Walk Two Moons by Sharon Creech
read by Hope Davis
My geographically unstable childhood had, at least, one constant: heat. While it’s dry in southern California and humid here in Georgia, oppressive heat is such a part of my life that I am the most cold-blooded person you will ever meet. A friend, trying to explain how cold-blooded she was, held my hand as proof. “Your hands feel like mine do to other people,” she said. I’m very familiar with M&Ms liquifying in their shells, rearview mirrors melting off windshields, and the covers of paperback books detaching from their contents. One such book during middle school was a copy of Walk Two Moons. Stumbling across the audiobook at the public library, I realized I remembered very little about it, making it a perfect candidate for this feature.
Walk Two Moons follows thirteen-year-old Salamanca “Sal” Hiddle, who is traveling from Ohio to Idaho with her paternal grandparents to trace the steps of her beloved mother, whom she hopes to bring home on her birthday. To pass the time, her grandmother requests that she tell a story. Sal decides to tell the story of Phoebe Winterbottom, her friend from Euclid, Ohio, the suburban town she and her father moved to from Bybanks, Kentucky, after her mother left. Phoebe and Sal happen to share a missing mother, and as Sal tells the story of what happened to Phoebe’s mother, she is also telling her own story.
What nebulous territory is non-adult fiction! Amazon states that Walk Two Moons is recommended for ages 8 and up, which would classify it as middle-grade fiction, but the most recent edition is published by HarperTeen, and then it won the Newbery Award, which is for children’s literature, but is decided upon by a group of children’s and youth librarians. You see why I start coughing up a little fire when people describe young adult as a genre. Genres aren’t (or shouldn’t be, anyway) this nebulous or that definitive; they should be functional. I bring this up because I haven’t really dipped below young adult books for quite some time (save for The Song of the Lioness), and I forgot about the whole slice of life thing.
Novels for the younger set tend to ask their readers to heartily identify with their protagonists, and with that comes the mimicking of their own lives. For instance, in Alanna: The First Adventure, we wide-eyed children might not identify with Alanna’s world, but when faced with a bully, we get it. At heart, Walk Two Moons is not about the slice of life material that fills up its pages: it’s about two thirteen-year-old girls trying to find not only their mothers, but what their mothers mean to them. While Creech’s writing is lively and Sal’s voice dry and easy to listen to, I found myself getting a little impatient during the passages of her story about school and not about that.

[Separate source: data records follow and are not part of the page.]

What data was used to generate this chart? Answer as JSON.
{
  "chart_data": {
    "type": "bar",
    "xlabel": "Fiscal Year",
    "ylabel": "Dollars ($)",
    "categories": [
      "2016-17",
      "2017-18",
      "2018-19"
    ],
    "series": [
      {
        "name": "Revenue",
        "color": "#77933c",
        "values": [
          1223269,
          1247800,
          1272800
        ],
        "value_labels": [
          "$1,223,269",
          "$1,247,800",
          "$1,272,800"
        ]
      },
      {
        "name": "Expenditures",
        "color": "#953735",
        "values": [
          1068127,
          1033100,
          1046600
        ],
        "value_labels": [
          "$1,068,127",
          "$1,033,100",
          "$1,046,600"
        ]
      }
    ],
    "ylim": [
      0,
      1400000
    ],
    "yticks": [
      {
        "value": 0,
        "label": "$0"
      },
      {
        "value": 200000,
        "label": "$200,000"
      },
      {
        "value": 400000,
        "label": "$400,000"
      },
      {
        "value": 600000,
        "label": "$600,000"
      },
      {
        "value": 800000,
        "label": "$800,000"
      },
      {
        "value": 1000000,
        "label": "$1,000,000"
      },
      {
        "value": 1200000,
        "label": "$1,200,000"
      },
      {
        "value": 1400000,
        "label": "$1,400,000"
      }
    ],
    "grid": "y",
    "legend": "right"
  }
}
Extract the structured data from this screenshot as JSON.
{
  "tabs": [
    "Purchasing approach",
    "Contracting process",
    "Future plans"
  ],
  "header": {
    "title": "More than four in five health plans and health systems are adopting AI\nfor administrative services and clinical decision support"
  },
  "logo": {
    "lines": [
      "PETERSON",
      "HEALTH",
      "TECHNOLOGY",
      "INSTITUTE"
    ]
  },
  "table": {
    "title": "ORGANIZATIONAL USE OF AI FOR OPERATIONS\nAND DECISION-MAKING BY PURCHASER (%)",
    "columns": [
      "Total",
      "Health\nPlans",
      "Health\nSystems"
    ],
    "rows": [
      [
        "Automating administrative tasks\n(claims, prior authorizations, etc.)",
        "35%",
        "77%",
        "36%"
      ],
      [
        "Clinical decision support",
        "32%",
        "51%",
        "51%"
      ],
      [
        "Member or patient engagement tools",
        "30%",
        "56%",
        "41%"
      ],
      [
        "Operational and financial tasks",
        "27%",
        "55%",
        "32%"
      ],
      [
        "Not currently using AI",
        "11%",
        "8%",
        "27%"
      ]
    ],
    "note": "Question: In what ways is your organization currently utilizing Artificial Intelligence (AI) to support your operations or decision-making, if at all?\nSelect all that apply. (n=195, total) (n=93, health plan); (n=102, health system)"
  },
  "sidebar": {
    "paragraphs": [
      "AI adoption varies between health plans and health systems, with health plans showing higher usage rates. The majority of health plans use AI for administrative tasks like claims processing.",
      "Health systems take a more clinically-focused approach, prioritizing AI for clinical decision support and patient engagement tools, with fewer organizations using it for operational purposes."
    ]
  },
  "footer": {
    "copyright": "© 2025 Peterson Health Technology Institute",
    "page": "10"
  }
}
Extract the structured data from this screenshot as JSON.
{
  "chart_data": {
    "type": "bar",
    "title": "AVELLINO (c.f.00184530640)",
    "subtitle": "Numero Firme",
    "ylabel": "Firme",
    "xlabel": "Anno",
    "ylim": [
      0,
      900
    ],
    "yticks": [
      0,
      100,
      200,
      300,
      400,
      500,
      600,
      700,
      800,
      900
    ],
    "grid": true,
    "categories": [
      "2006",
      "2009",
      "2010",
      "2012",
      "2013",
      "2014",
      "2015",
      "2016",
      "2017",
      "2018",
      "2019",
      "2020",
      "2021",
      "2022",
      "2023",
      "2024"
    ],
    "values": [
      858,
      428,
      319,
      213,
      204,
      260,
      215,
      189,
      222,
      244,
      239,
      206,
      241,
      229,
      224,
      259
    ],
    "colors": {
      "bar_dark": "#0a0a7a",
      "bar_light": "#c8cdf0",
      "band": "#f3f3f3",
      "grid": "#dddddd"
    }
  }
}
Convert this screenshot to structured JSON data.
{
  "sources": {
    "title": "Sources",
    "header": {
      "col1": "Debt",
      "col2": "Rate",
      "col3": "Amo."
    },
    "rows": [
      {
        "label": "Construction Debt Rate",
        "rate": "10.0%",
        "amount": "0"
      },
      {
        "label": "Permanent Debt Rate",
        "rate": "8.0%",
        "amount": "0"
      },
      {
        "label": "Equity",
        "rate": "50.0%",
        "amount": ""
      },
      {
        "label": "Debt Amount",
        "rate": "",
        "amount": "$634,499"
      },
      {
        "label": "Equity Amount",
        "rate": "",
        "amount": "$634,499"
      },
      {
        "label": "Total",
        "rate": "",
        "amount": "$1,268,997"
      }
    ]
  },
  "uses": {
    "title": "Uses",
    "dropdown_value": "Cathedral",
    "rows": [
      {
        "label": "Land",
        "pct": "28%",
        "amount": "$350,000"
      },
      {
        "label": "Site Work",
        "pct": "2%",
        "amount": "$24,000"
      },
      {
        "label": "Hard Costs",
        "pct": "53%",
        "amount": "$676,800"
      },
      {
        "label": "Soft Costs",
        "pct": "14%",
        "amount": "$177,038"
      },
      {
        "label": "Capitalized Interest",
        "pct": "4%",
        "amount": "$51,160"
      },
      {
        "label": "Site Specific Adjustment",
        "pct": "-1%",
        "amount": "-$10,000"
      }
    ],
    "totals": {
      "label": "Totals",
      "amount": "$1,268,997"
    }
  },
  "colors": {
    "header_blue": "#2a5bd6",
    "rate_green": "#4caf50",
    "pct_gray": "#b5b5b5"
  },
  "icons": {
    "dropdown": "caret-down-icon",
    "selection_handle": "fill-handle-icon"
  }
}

Some of that might stem from the fact that I was listening to the audiobook version, which meant I could not tear through this as easily as I could with a print copy.
But, then again, like gutters in comics, it’s all necessary. Sal’s character arc in Walk Two Moons is about coming to terms with her mother’s absence slowly, and, since the novel is all in her voice, she’s going to walk in circles to get there. I don’t think the ending would have the same emotional impact if this were a leaner text. Creech slowly and calmly examines the role of women in the household, the need for agency, and, in general, love: the love Phoebe has for her mother, the love Sal has for her mother, and the love Sal’s grandparents (who are a hoot) have for themselves. It’s very small, but very powerful. I’m hesitant to say anymore because, as unspoiled as I was, it hit me in my heart, but I will say that its Newbery is well-earned.
The audio production is quite spare—no music, thank God—and it took me a while to get used to Kate Harper as Sal. (I had a different version than the one pictured above.) The last first person audiobook I listened to was The Princess Diaries, and Anne Hathaway could vocally pass for fourteen. Harper is clearly older. I eventually began to conceptualize her as an older Sal retelling this story, which worked. Harper brings more acting into her performance than other audiobook narrators I’ve heard over the years, and that’s much appreciated, especially towards the end.
Bottom line: Walk Two Moons earns its Newbery with quiet, calm, and complex reflection on two different girls’ relationships with their missing mothers. Worth a read.
I rented this audiobook from the public library.